Club football has long taken precedence over the international game, but the World Cup still has an unrivalled ability to propel little-known players into the realms of superstardom. In 1998, at the tender age of 18, Michael Owen emerged as an almost overnight sensation and one of the most exciting sportsmen on the planet.
He was like nothing else on show in France, his blistering pace and directness seeming to represent the hyper-energetic future of football. Owen was utterly fearless and set about destroying the confidence of seasoned centre backs with impunity. Memories of their meeting no doubt still give Roberto Ayala sleepless nights.
It could all have been so different given the fierce competition for places. England went into the 1998 World Cup with arguably the strongest crop of strikers they’d ever had. As a leading target man and his country’s captain, Alan Shearer was an automatic pick. Looking to rekindle their partnership from the Euros two years previously, Glenn Hoddle chose Teddy Sheringham as someone who could drop deeper and link the play. Les Ferdinand and Michael Owen were selected as back up.
Several others could consider themselves unlucky to miss out. Injuries had marred Robbie Fowler’s season but he remained a great natural goalscorer. Ian Wright had helped Arsenal to a Premier League and FA Cup double while Andy Cole was cut from the provisional 30-man squad despite scoring 25 times in all competitions for Manchester United.

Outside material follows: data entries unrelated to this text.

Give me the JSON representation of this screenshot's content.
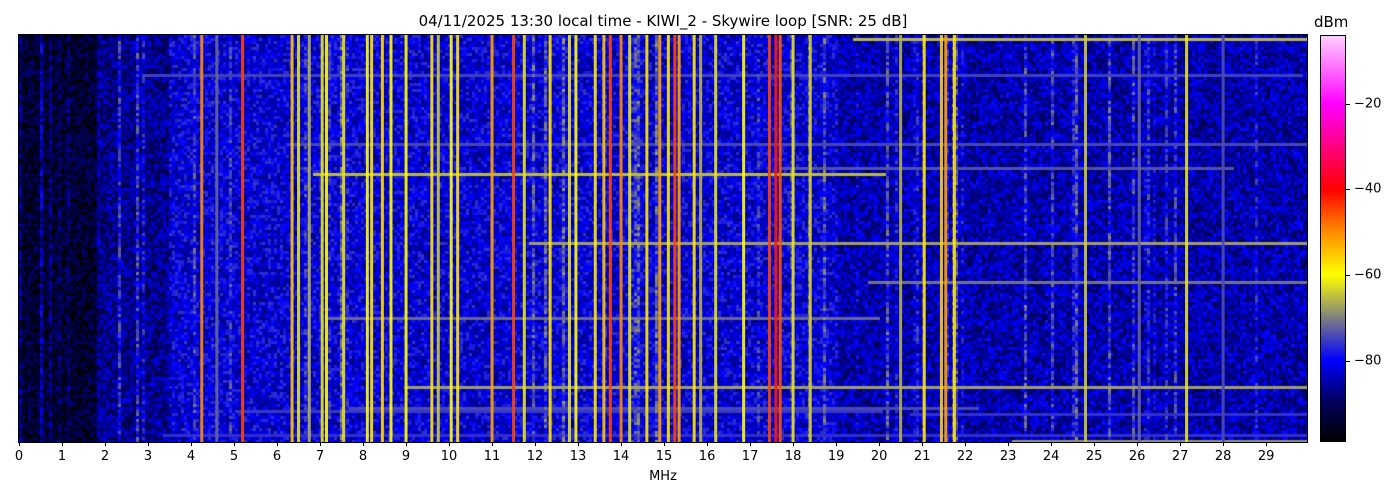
{
  "chart_data": {
    "type": "heatmap",
    "title": "04/11/2025 13:30 local time - KIWI_2 - Skywire loop [SNR: 25 dB]",
    "xlabel": "MHz",
    "ylabel": "",
    "xlim": [
      0,
      29.95
    ],
    "xticks": [
      "0",
      "1",
      "2",
      "3",
      "4",
      "5",
      "6",
      "7",
      "8",
      "9",
      "10",
      "11",
      "12",
      "13",
      "14",
      "15",
      "16",
      "17",
      "18",
      "19",
      "20",
      "21",
      "22",
      "23",
      "24",
      "25",
      "26",
      "27",
      "28",
      "29"
    ],
    "colorbar": {
      "label": "dBm",
      "clim": [
        -99,
        -4
      ],
      "ticks": [
        -20,
        -40,
        -60,
        -80
      ],
      "tick_labels": [
        "−20",
        "−40",
        "−60",
        "−80"
      ],
      "colormap": [
        [
          -99,
          "#000000"
        ],
        [
          -90,
          "#00005a"
        ],
        [
          -80,
          "#0000ff"
        ],
        [
          -70,
          "#808080"
        ],
        [
          -60,
          "#ffff00"
        ],
        [
          -50,
          "#ff8c00"
        ],
        [
          -40,
          "#ff0000"
        ],
        [
          -20,
          "#ff00ff"
        ],
        [
          -4,
          "#ffd0ff"
        ]
      ]
    },
    "noise_floor": [
      {
        "from_mhz": 0,
        "to_mhz": 1.8,
        "dbm": -94
      },
      {
        "from_mhz": 1.8,
        "to_mhz": 3.5,
        "dbm": -87
      },
      {
        "from_mhz": 3.5,
        "to_mhz": 19,
        "dbm": -82
      },
      {
        "from_mhz": 19,
        "to_mhz": 29.95,
        "dbm": -85
      }
    ],
    "signals": [
      {
        "mhz": 4.25,
        "dbm": -50
      },
      {
        "mhz": 4.6,
        "dbm": -72
      },
      {
        "mhz": 5.2,
        "dbm": -45
      },
      {
        "mhz": 6.35,
        "dbm": -55
      },
      {
        "mhz": 6.5,
        "dbm": -62
      },
      {
        "mhz": 6.75,
        "dbm": -66
      },
      {
        "mhz": 7.05,
        "dbm": -62
      },
      {
        "mhz": 7.15,
        "dbm": -60
      },
      {
        "mhz": 7.55,
        "dbm": -62
      },
      {
        "mhz": 8.1,
        "dbm": -60
      },
      {
        "mhz": 8.2,
        "dbm": -58
      },
      {
        "mhz": 8.45,
        "dbm": -57
      },
      {
        "mhz": 8.65,
        "dbm": -60
      },
      {
        "mhz": 9.0,
        "dbm": -60
      },
      {
        "mhz": 9.6,
        "dbm": -58
      },
      {
        "mhz": 9.75,
        "dbm": -64
      },
      {
        "mhz": 10.05,
        "dbm": -60
      },
      {
        "mhz": 10.2,
        "dbm": -58
      },
      {
        "mhz": 11.0,
        "dbm": -52
      },
      {
        "mhz": 11.5,
        "dbm": -45
      },
      {
        "mhz": 11.75,
        "dbm": -62
      },
      {
        "mhz": 12.35,
        "dbm": -58
      },
      {
        "mhz": 12.8,
        "dbm": -62
      },
      {
        "mhz": 12.95,
        "dbm": -60
      },
      {
        "mhz": 13.4,
        "dbm": -58
      },
      {
        "mhz": 13.6,
        "dbm": -55
      },
      {
        "mhz": 13.75,
        "dbm": -45
      },
      {
        "mhz": 14.0,
        "dbm": -50
      },
      {
        "mhz": 14.2,
        "dbm": -62
      },
      {
        "mhz": 14.6,
        "dbm": -58
      },
      {
        "mhz": 14.9,
        "dbm": -52
      },
      {
        "mhz": 15.1,
        "dbm": -58
      },
      {
        "mhz": 15.25,
        "dbm": -45
      },
      {
        "mhz": 15.35,
        "dbm": -52
      },
      {
        "mhz": 15.7,
        "dbm": -58
      },
      {
        "mhz": 15.85,
        "dbm": -66
      },
      {
        "mhz": 16.2,
        "dbm": -62
      },
      {
        "mhz": 16.85,
        "dbm": -60
      },
      {
        "mhz": 17.45,
        "dbm": -45
      },
      {
        "mhz": 17.6,
        "dbm": -42
      },
      {
        "mhz": 17.7,
        "dbm": -46
      },
      {
        "mhz": 18.0,
        "dbm": -62
      },
      {
        "mhz": 18.4,
        "dbm": -64
      },
      {
        "mhz": 20.5,
        "dbm": -66
      },
      {
        "mhz": 21.05,
        "dbm": -58
      },
      {
        "mhz": 21.45,
        "dbm": -56
      },
      {
        "mhz": 21.55,
        "dbm": -52
      },
      {
        "mhz": 21.75,
        "dbm": -58
      },
      {
        "mhz": 24.8,
        "dbm": -64
      },
      {
        "mhz": 26.05,
        "dbm": -72
      },
      {
        "mhz": 27.15,
        "dbm": -62
      },
      {
        "mhz": 28.0,
        "dbm": -74
      }
    ]
  }
}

So too was Coventry City’s Dion Dublin.
Dublin, Owen and Chris Sutton, who had fallen out with Hoddle over his refusal to play for the England B team, had finished as joint-top scorers in the Premier League that year with 18 goals each. The teenager was the only one to be included after an outstanding breakthrough season. Expected to be used as a substitute against tiring defences, his raw pace gave the squad another dimension.
Starting the tournament on the bench, having only made his England debut four months previously, Owen forced his way into the starting lineup with an equaliser against Romania after coming off the bench in the second group game. With the ball turned back into the six-yard box by Alan Shearer, he pounced on a loose touch from Paul Scholes to find the net.
Owen later hit the post with a shot from range, and although Romania came back to win in the 90th minute through Dan Petrescu, he had made enough of an impression to start against Colombia. Teddy Sheringham was forced to make way. Driving forward with the ball at every opportunity, Owen terrorised the Colombian defence throughout the 90 minutes as a comfortable 2-0 win sealed England's progress to the second round, and a fateful meeting with Argentina.
The match was to be the making of him and go down in history as one of the World Cup’s classic encounters. In a breathless first half where both sides shared four goals, Owen won the penalty from which Alan Shearer scored, taking a strategic tumble as he looked to burst between two defenders. Then, in a moment of sheer audacity that has been endlessly replayed since, and deservedly so, he scorched past two challenges to score an unforgettable goal.
England eventually went out on penalties after David Beckham’s red card but they at least had a new hero to soften the blow. There were seemingly no limits to what Owen was capable of. He believed unquestioningly in his ability and, for an all-too-brief spell, the world did too. He would play in another two World Cups, and score two more goals, but never with that same intoxicating sense of endless possibility.
Injuries and burnout deprived Owen of his electric pace and meant that he never quite became the true great that he promised to that summer. Football evolved too and strikers were expected to live off more than just pure speed and their own instincts, however sharp. Despite Owen's subsequent decline, at least we'll always have Saint-Etienne.